The first was a promise, to give one that could never be taken back or broken or else. The second was of heat, of passion. Glory could be achieved but would it be worth it? The fourth was for stability, a million worlds could be reached, but no true home would be found. The fifth was a soul. Whose? The man in white would not say.
The third was “you will know.”
I still do not know.
“Take a key, or leave. You don’t have to take one. But you can.”
“Can we both take one?” We had asked.
I took the third key of gold and Cyndy took the first key of silver, promising never to lose it. She last saw the key when she was twelve, under her bed, not where she had left it, and then she never saw it again. I am not sure what she gave to lose it, or what she lost when she lost it. Was it the chance at opening doors? I will never know.
The man had told us not to worry about paying, for payment was already made and then we ran downstairs, and away, the man in white waving at us from the counter. A beautiful man.
It was only upon looking back, when much older, that Cyndy and I realized just how strange and wrong it all had been. We could have been lost forever. We could have been hurt. And despite having full faith in the man in white, the shop was just so strange, so unreal, so magical that both of us chose to ignore it existed, disregarding the fact that I still had my key and no logical answer could be given to how I got it. My parents didn’t remember buying it for me. I had never gotten it as a gift. And thus we were stuck realizing that the two of us in our naive world had wandered onto something unfathomable, and unreachable ever again.
When I was seventeen, Cyndy and I were out shopping when we both stopped. There across the busy shopping center we both swore we saw him, but when we chased him to ask, we found ourselves not only wandering back from where we had come, but certain we had not saw him at all. I believe this, too, was his magic.
When I met Cynthia in the seventh grade, she had said some strange things to me. Of note was one strange man in all black that she had met once at her aunts house who had come to get a key from her aunt, with sharp white teeth. He had wanted the key from an attic long locked. Her aunt had died a few months later, in a mysterious fire that started in the same room. Apparently no one had ever opened a door, so she never did know if he had gotten the key.

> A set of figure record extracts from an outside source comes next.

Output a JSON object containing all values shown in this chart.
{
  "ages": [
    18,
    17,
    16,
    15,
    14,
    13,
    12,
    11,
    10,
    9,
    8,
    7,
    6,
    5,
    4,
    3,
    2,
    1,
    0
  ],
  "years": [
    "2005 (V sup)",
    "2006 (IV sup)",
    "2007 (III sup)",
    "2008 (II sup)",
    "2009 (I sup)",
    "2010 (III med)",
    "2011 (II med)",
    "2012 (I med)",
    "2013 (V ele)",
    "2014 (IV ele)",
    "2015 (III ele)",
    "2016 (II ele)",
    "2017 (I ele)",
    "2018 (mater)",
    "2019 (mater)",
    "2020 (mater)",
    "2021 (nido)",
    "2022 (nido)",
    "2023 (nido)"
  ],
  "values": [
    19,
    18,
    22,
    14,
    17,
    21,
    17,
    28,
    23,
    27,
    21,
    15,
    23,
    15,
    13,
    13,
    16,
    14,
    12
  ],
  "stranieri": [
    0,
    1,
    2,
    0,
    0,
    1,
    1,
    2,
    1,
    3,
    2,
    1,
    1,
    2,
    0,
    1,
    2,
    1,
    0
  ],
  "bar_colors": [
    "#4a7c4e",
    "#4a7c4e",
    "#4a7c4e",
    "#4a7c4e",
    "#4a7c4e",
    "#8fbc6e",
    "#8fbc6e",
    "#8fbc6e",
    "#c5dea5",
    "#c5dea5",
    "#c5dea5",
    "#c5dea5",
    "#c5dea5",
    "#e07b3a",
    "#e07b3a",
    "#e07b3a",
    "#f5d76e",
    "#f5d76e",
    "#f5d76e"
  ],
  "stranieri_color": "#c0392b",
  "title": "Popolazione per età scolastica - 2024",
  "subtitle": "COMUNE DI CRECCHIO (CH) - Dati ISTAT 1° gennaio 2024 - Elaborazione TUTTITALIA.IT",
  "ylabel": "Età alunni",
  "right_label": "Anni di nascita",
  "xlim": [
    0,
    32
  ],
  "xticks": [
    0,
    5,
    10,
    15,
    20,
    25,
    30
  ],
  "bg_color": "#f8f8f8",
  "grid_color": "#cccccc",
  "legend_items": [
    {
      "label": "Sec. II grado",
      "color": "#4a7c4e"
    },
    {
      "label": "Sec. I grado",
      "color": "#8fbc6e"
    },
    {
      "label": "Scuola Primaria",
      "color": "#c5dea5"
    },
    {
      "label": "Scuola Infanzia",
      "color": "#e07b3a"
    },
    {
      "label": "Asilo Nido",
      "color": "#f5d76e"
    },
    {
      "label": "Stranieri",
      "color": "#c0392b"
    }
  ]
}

It was this same strange man that the two of us swore we saw on the bus one day when it was stopped at a light, starring at us from a gas station parking lot waving.
That was when Cynthia had seen my gold key and asked me what it was worth and to which I replied: “I do not know.” I still do not know.
There are strange things surrounding the Cynthias and I, very strange things that I can not place. But this key, I have never lost, despite trying to. I have always remembered. And somehow for some reason, I feel like it is as a part of me as I am to it.
And I am still waiting for the door, the door that I might be able to use this key on. I have not found it yet, not for lack of trying. But I know that when I do, that is when I’ll know what it costs.